Dietary intake, drinking water ingestion and plasma perfluoroalkyl substances concentration in reproductive aged Chinese women
Authors: Zhou, W; Zhao, S; Tong, C; Chen, L; Yu, X; Yuan, T; Aimuzi, R; Luo, F; Tian, Y; Zhang, J; Shanghai Birth Cohort study
Environment International 127:487-494.
HERO ID: 5081324
BACKGROUND: Perfluoroalkyl and polyfluoroalkyl substances (PFAS) are a group of synthetic . . .
BACKGROUND: Perfluoroalkyl and polyfluoroalkyl substances (PFAS) are a group of synthetic chemicals that are widely used in industrial and consumer products. A growing body of literature suggests that exposure to these chemicals are associated with adverse reproductive outcomes in women. However, the sources of PFAS exposure are often poorly characterized in women of child-bearing age.
OBJECTIVES: To examine the association of plasma PFAS concentrations with dietary intake and drinking water sources in reproductive aged women in Shanghai, one of the high PFAS polluted regions in China.

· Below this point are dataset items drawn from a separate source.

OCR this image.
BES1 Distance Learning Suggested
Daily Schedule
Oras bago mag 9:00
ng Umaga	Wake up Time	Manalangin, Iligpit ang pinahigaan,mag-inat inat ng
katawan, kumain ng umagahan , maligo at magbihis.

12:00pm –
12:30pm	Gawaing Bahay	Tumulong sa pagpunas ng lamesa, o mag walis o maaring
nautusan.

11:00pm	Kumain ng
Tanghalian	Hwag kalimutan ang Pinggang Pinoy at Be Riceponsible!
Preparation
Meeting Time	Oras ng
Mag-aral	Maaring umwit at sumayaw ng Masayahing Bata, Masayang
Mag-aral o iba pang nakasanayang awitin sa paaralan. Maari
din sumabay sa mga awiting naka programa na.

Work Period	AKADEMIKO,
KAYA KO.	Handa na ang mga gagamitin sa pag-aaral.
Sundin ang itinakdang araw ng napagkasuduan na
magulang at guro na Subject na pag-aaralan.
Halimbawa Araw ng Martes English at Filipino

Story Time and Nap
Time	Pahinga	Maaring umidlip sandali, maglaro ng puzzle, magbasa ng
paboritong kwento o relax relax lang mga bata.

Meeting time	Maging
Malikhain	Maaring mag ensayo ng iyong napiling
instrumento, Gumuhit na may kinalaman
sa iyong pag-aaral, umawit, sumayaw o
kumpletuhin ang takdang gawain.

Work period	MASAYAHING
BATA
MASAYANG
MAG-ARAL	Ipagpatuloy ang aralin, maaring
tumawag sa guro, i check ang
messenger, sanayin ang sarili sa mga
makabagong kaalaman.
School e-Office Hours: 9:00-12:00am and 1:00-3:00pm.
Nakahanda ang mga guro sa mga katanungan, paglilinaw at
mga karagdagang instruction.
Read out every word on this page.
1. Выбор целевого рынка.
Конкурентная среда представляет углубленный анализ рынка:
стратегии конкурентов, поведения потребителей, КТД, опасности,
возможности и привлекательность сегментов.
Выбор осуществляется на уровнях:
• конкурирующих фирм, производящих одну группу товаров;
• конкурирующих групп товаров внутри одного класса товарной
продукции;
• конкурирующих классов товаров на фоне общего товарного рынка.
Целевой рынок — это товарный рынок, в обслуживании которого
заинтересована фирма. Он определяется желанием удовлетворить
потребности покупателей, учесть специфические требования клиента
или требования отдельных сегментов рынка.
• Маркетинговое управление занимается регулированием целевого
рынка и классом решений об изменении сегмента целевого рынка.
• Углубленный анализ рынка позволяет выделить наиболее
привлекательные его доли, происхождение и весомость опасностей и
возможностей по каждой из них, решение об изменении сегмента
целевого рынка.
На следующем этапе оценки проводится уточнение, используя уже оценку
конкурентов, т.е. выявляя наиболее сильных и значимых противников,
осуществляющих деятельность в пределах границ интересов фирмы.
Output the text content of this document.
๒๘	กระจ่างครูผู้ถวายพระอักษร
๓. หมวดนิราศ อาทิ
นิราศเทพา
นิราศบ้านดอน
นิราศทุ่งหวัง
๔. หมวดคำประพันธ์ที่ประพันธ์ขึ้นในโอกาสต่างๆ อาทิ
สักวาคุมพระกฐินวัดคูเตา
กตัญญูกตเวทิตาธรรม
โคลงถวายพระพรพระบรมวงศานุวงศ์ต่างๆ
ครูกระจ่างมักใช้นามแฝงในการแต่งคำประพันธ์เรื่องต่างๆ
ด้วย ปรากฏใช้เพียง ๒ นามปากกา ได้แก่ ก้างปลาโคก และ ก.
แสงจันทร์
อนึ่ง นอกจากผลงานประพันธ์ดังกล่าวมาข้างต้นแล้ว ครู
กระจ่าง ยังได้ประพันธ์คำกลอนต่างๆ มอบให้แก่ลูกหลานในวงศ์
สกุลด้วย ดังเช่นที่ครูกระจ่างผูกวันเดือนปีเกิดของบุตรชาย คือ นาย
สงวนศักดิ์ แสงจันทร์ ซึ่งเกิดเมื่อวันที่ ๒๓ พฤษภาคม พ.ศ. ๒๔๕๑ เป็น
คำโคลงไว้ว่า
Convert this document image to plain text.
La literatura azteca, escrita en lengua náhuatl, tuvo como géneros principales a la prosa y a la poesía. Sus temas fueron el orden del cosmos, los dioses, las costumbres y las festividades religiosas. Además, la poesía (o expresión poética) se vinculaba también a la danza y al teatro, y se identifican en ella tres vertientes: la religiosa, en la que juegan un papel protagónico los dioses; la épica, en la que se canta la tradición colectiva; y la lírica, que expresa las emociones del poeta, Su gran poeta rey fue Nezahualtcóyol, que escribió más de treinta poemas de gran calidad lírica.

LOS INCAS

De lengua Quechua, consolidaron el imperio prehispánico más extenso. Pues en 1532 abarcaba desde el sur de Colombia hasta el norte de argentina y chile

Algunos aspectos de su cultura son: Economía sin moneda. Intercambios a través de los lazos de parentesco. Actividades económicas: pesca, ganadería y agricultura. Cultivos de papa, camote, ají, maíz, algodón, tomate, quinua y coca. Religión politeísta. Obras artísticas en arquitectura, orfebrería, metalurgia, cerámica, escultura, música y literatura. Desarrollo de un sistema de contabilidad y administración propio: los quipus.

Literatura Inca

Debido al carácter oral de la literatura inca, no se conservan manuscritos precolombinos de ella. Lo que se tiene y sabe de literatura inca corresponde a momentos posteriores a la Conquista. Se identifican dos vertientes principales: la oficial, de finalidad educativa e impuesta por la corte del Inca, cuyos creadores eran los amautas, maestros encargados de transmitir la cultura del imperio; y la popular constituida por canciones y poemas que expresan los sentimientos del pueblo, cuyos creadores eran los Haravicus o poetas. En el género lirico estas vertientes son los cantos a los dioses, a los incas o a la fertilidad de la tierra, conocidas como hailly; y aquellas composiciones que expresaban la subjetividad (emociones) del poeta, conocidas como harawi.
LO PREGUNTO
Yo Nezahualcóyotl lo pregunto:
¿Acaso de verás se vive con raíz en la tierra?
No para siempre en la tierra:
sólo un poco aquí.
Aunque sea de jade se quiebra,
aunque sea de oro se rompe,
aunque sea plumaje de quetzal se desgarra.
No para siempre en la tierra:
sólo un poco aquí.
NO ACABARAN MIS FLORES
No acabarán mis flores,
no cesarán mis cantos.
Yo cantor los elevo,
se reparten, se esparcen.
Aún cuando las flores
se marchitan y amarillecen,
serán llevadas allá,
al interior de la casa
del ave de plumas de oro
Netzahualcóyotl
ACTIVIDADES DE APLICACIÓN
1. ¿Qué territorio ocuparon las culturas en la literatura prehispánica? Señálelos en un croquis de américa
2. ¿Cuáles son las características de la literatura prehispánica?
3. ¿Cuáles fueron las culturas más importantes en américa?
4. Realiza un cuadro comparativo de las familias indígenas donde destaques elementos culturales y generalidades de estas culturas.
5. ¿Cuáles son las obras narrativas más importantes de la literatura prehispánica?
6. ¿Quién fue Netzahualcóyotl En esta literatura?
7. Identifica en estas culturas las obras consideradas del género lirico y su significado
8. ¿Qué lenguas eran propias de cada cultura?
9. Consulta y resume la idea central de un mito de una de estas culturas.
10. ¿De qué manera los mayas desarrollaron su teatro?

METHODS: Concentrations of ten PFAS in plasma samples were measured in 933 women. Information on dietary intake and type of drinking water was collected by questionnaire. We used multivariable linear regression models to assess the association of PFAS concentrations with dietary intake and drinking water.
RESULTS: After controlling for potential confounders, a higher frequency of intake of aquatic products (freshwater fish, marine fish, shellfish, shrimp and crab) was positively and significantly associated with concentrations of PFOS, PFOA, PFNA, PFDA, PFUA and PFDoA in 900 reproductive aged women. Intake of freshwater fish showed the strongest association with PFAS. Compared with the lowest intake group of freshwater fish, the intermediate intake group had 8-32% increase in the concentrations of these pollutants; and the highest group had 11-57% increase. Conversely, intake of soy products was associated with lower levels of PFDA, PFUA, PFNA, PFOS, and PFDoA. In addition, compared with women drinking tap water, drinking bottled water was associated with significantly decreases in PFHpA, PFDA, PFOA, PFUA and PFBS blood levels by 9-13% in 905 reproductive aged women.
CONCLUSIONS: Intake of freshwater fish, marine fish, shrimp and crab was positively associated with plasma PFAS concentrations, while intake of soy products and bottled water was associated with lower PFAS concentrations in the Chinese women of reproductive age.